Wyszkowski rezygnuje z członkostwa w kolegium Europejskiego Centrum Solidarności

Dodano: 
Krzysztof Wyszkowski, były opozycjonista
Krzysztof Wyszkowski, były opozycjonista Źródło:PAP/Wiktor Dąbkowski
Legendarny działacz opozycji w okresie PRL, członek Kolegium Instytutu Pamięci Narodowej Krzysztof Wyszkowski zrezygnował z członkostwa w Kolegium Historyczno-Programowym Europejskiego Centrum Solidarności. Jak tłumaczy, w ten sposób protestuje przeciwko m.in. bezprawnemu zawłaszczaniu centrum przez klikę polityczną, potocznie nazywaną „układem gdańskim”.

W liście otwartym Krzysztof Wyszkowski wytyka problemy, które jego zdaniem trawią ECS, i przedstawia uzasadnienie swojej decyzji. Działacz opozycji w PRL oskarżył także Ministerstwo Kultury i Dziedzictwa Narodowego oraz "Solidarność" o bierność. "Sytuacja klikowego zawłaszczenia instytucji zbudowanej kosztem wielkich finansowych nakładów publicznych i równie wielkich stałych dotacji finansowych, a mającej ważny charakter narodowy i państwowy nie może być dłużej tolerowana. Antyspołeczne stanowisko ludzi Platformy Obywatelskiej takich jak Paweł Adamowicz oraz bezczelna pogarda dla prawdy historycznej demonstrowana od lat przez Lecha Wałęsę powodują, że ECS jest instytucją kreującą fałszywy przekaz historyczny i ideowy" – tłumaczy swoją decyzję.

"To czynne i publiczne poparcie dla dokonywanego przez właścicieli III RP nieustannego fałszowania polskiej historii"

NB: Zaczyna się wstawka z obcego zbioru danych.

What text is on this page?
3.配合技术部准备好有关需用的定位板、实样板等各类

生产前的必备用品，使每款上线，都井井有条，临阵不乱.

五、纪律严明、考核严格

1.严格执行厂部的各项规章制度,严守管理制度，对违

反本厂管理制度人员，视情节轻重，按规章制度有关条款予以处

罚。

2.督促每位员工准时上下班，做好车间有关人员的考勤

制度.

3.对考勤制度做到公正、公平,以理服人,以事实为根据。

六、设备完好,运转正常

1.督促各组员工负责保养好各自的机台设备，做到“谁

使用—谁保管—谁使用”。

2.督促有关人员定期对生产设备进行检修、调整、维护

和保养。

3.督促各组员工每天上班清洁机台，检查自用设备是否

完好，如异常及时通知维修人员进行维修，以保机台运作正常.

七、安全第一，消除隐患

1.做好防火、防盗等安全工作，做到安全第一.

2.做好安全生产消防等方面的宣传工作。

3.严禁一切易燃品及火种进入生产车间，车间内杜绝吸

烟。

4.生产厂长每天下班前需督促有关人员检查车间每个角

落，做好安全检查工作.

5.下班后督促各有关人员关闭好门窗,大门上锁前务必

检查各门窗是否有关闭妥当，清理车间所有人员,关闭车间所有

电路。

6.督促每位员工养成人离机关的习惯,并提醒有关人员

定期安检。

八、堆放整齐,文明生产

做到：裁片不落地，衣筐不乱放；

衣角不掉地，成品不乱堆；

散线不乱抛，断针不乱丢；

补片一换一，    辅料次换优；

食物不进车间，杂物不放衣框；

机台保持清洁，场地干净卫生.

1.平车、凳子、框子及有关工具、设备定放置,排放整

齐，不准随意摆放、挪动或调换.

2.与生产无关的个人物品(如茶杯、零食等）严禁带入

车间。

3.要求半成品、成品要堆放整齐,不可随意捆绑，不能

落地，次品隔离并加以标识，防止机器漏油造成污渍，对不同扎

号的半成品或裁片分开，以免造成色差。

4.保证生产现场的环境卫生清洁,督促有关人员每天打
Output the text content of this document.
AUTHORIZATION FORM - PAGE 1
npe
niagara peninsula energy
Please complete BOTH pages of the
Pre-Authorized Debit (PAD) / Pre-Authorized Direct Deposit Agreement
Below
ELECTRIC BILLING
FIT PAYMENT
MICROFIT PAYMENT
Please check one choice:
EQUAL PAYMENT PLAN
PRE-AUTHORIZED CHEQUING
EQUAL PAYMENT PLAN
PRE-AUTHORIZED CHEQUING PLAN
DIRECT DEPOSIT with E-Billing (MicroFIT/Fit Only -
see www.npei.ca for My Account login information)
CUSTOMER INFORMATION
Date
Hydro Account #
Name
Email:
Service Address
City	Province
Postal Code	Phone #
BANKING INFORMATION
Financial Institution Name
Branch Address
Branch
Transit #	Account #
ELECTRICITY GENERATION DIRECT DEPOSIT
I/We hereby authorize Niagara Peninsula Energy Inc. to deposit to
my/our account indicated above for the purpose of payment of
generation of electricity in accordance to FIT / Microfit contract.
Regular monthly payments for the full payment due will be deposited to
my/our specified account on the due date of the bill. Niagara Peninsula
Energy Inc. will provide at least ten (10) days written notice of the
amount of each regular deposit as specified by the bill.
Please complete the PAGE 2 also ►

Wyszkowski podkreśla, że po wygranych przez PiS wyborach prezydenckich i parlamentarnych, był przekonany że władza „dobrej zmiany” doprowadzi do "ukrócenia bezprawia również w odniesieniu do muzeum Solidarności". "Ministerstwo nie tylko nie wystawiło do konkursu na dyrektora ECS niezależnego kandydata, ale dwaj z trzech delegowanych przez ministerstwo członków komisji konkursowej poparło kandydata kliki w osobie obecnie urzędującego dyrektora. To jest już nie tylko bierność wobec bezprawia, nie tylko tolerowanie bezprawnego zawłaszczenia narodowej instytucji kultury, nie tylko zaniechanie wobec jawnej prywaty na szkodę dobra publicznego i zgoda na cyniczne wykorzystywanie ECS jako dojnej krowy, ale jest to czynne i publiczne poparcie dla dokonywanego przez właścicieli III RP nieustannego fałszowania polskiej historii i zawłaszczania chwały narodowej" – wylicza.